実際のところ、本展には各人の罪状について説明があるわけではない。見るべきものは作品だが、驚きのそのアートによって、作り手への興味がわく。同時に、副題にもある「大量収監」について考えさせられる。

アメリカは、受刑者の数が世界一多く、その数およそ240万人。総人口は違えど、日本のそれが5万人以下という統計に照らせば、どれほど膨大かが分かるだろう。冤罪や「ライフ」と呼ばれる終身刑も多く、巨大化する一方の収容施設と劣悪な環境は、日々の報道にも明らかだ。近年は、そうした収容・更生施設の民営化を企てる利潤目的の「監獄ビジネス」の動きもあり、事態は一層深刻だ。

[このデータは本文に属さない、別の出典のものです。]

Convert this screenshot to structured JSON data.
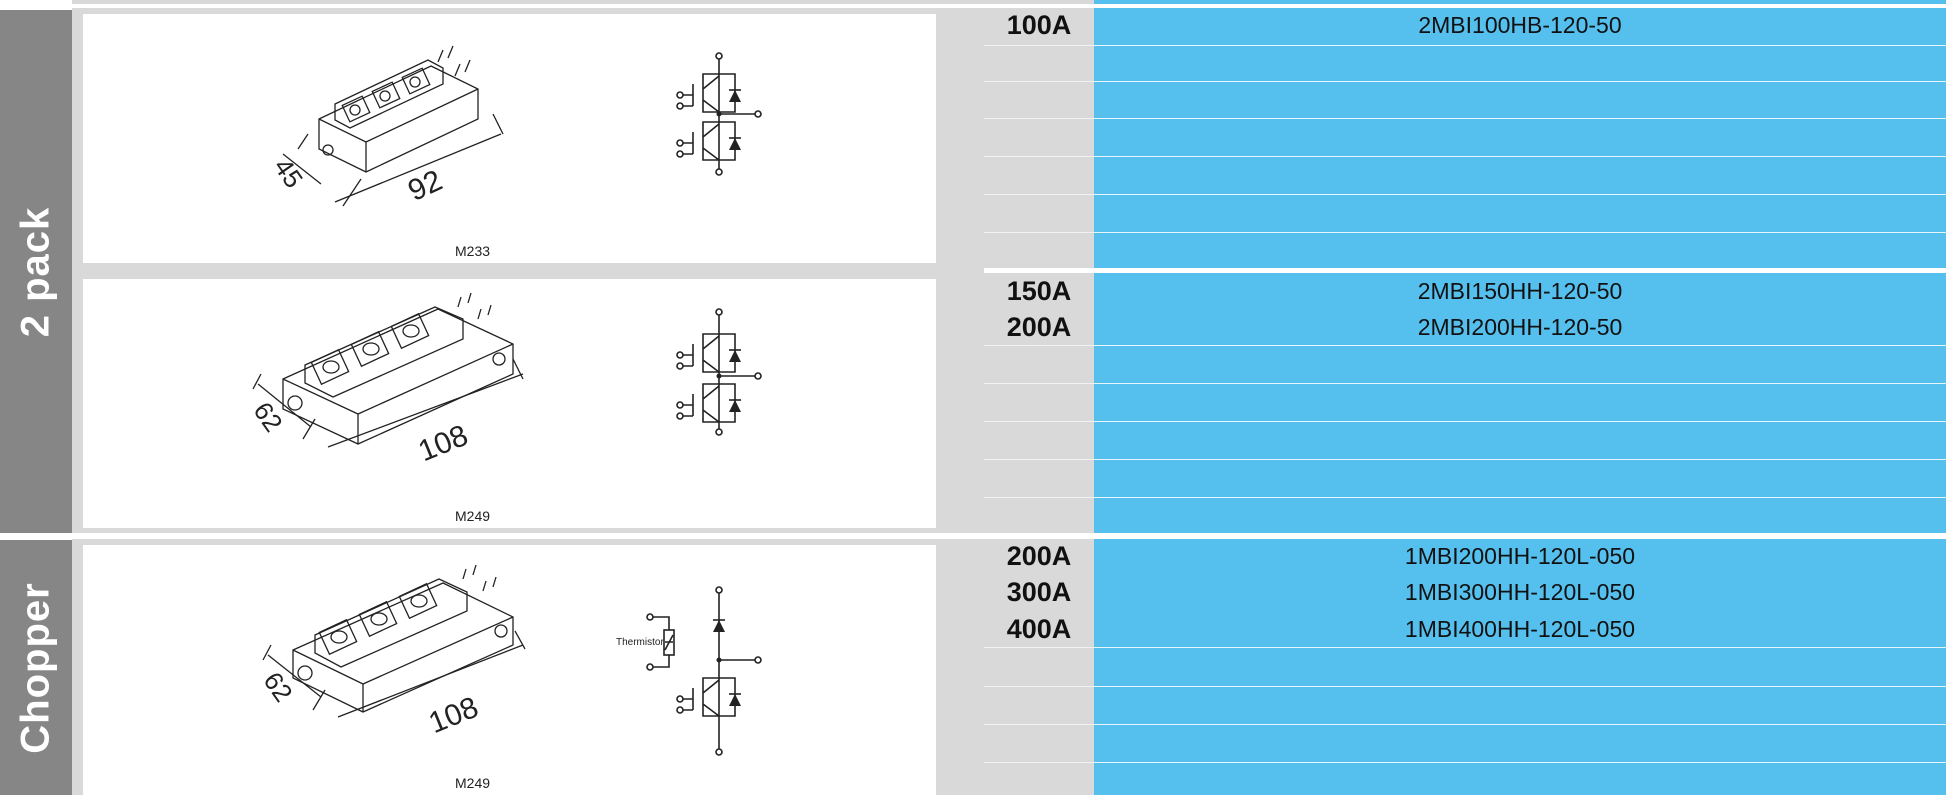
{
  "sections": [
    {
      "label": "2 pack"
    },
    {
      "label": "Chopper"
    }
  ],
  "modules": [
    {
      "code": "M233",
      "dims": [
        "45",
        "92"
      ]
    },
    {
      "code": "M249",
      "dims": [
        "62",
        "108"
      ]
    },
    {
      "code": "M249",
      "dims": [
        "62",
        "108"
      ],
      "thermistor_label": "Thermistor"
    }
  ],
  "rows": [
    {
      "amp": "100A",
      "part": "2MBI100HB-120-50"
    },
    {
      "amp": "150A",
      "part": "2MBI150HH-120-50"
    },
    {
      "amp": "200A",
      "part": "2MBI200HH-120-50"
    },
    {
      "amp": "200A",
      "part": "1MBI200HH-120L-050"
    },
    {
      "amp": "300A",
      "part": "1MBI300HH-120L-050"
    },
    {
      "amp": "400A",
      "part": "1MBI400HH-120L-050"
    }
  ],
  "colors": {
    "side": "#868686",
    "blue": "#55c0ee",
    "grey": "#d9d9d9"
  }
}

こうした問題に触れた活動家による写真や映像作品も並び、現状を知る糸口ともなっている。ただ、活動家の多くもまた、家族や親戚に受刑者がいるという、いわば「当事者」たちだ。この当事者のアートが持つ真実や力強さにフォーカスしたという点で、本展は画期的といえるだろう。とりわけ、悪名高き監獄ビジネスに投資する資産家のひとりがMoMA理事会に名を連ね、以前から問題視されていただけに、開催自体が英断と言えるかもしれない。(次ページへ)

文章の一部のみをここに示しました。